As part of his work with ENCODE, Hoffman is refining a computational tool called Segway, "which does a simultaneous segmentation and clustering of functional genomics data" from ChIP-seq and other experiments, he says, "and tries to find patterns" within multiple data tracks. "It's really an attempt to see what you can find if you throw everything at a computer," he adds.
Hoffman's transition from biochemistry to computational biology, though not exactly simple, was facilitated in large part by the support of Ewan Birney, his PhD supervisor at the University of Cambridge. Birney "really encourages a lot of creativity in how you look at genomic problems," Hoffman says. That emphasis has paid off, especially as he's now applying electrical engineering and computer science techniques to analyze noisy biological data, he adds.
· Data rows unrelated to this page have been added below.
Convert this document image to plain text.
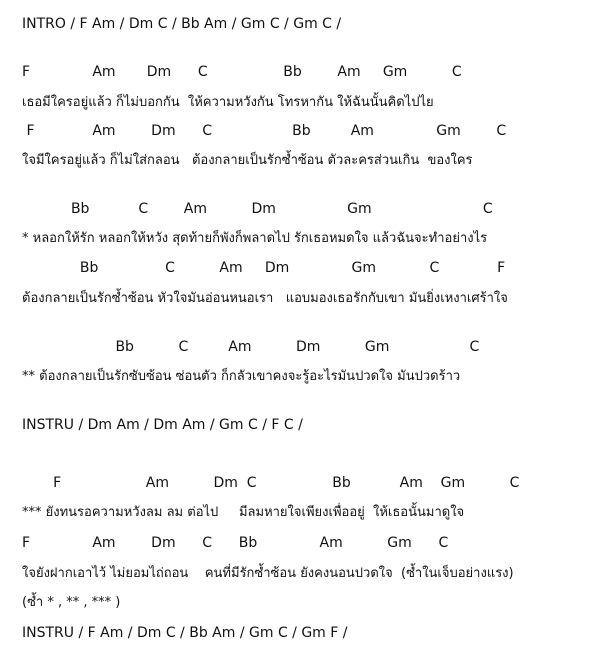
INTRO / F Am / Dm C / Bb Am / Gm C / Gm C /
F              Am       Dm      C                 Bb        Am     Gm          C
เธอมีใครอยู่แล้ว ก็ไม่บอกกัน  ให้ความหวังกัน โทรหากัน ให้ฉันนั้นคิดไปไย
F             Am        Dm      C                  Bb         Am              Gm        C
ใจมีใครอยู่แล้ว ก็ไม่ใส่กลอน   ต้องกลายเป็นรักซ้ำซ้อน ตัวละครส่วนเกิน  ของใคร
Bb           C        Am          Dm                Gm                         C
* หลอกให้รัก หลอกให้หวัง สุดท้ายก็พังก็พลาดไป รักเธอหมดใจ แล้วฉันจะทำอย่างไร
Bb               C          Am     Dm              Gm            C             F
ต้องกลายเป็นรักซ้ำซ้อน หัวใจมันอ่อนหนอเรา   แอบมองเธอรักกับเขา มันยิ่งเหงาเศร้าใจ
Bb          C         Am          Dm          Gm                  C
** ต้องกลายเป็นรักซับซ้อน ซ่อนตัว ก็กลัวเขาคงจะรู้อะไรมันปวดใจ มันปวดร้าว
INSTRU / Dm Am / Dm Am / Gm C / F C /
F                   Am          Dm  C                 Bb           Am    Gm          C
*** ยังทนรอความหวังลม ลม ต่อไป     มีลมหายใจเพียงเพื่ออยู่  ให้เธอนั้นมาดูใจ
F              Am        Dm      C      Bb              Am          Gm      C
ใจยังฝากเอาไว้ ไม่ยอมไถ่ถอน    คนที่มีรักซ้ำซ้อน ยังคงนอนปวดใจ  (ซ้ำในเจ็บอย่างแรง)
(ซ้ำ * , ** , *** )
INSTRU / F Am / Dm C / Bb Am / Gm C / Gm F /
According to Hoffman, the current genome-wide screening technologies generate a fair amount of uncertainty. "You [can] sequence a few hundred base pairs … but it only tells you so much because you're excising that sequence from its neighborhood," he says. The more researchers understand about how the genome is regulated, the larger the role its neighborhood appears to play, he says. "Potentially, interactions with the other arm of the chromosome, or some other chromosome," could be functionally important.
Exacerbating the issue, Hoffman adds, is the fact that the majority of machine-learning techniques he uses were originally developed for natural language processing. "Computer scientists had a big advantage when developing these — they knew what the right answer was," he says. "A problem in genomics is that you never really know what the right answer is. The best you can hope to do is compare [your results] against what you already know."
For Hoffman, finding the right answers is a race against time. He expects that over the next five to 10 years, the inundation of genomic information will only get worse. Wet lab researchers ought to learn how to perform their own computational analyses, "otherwise there will be a tremendous backlog of data. ... Right now I'm not sure there are enough bioinformatics geeks to go around," Hoffman says.
Publications of note
Hoffman says his best work to date appeared in Genome Research in 2010. In a paper he co-authored with Birney, Hoffman describes Sunflower, a package that models transcription factor binding and provides an "interesting ... look at the selective pressure that may have caused" binding competitions in the human genome in the past.
And the Nobel goes to ..
If the Nobel Prize committee chose to honor Hoffman, he hopes it'd be for teaching "a computer to understand genomic regulation with the same degree of accuracy as we can understand speech. If a computer could predict how genes were going to be regulated, or how a developmental program is organized, with [a high] level of accuracy, that would be really fantastic."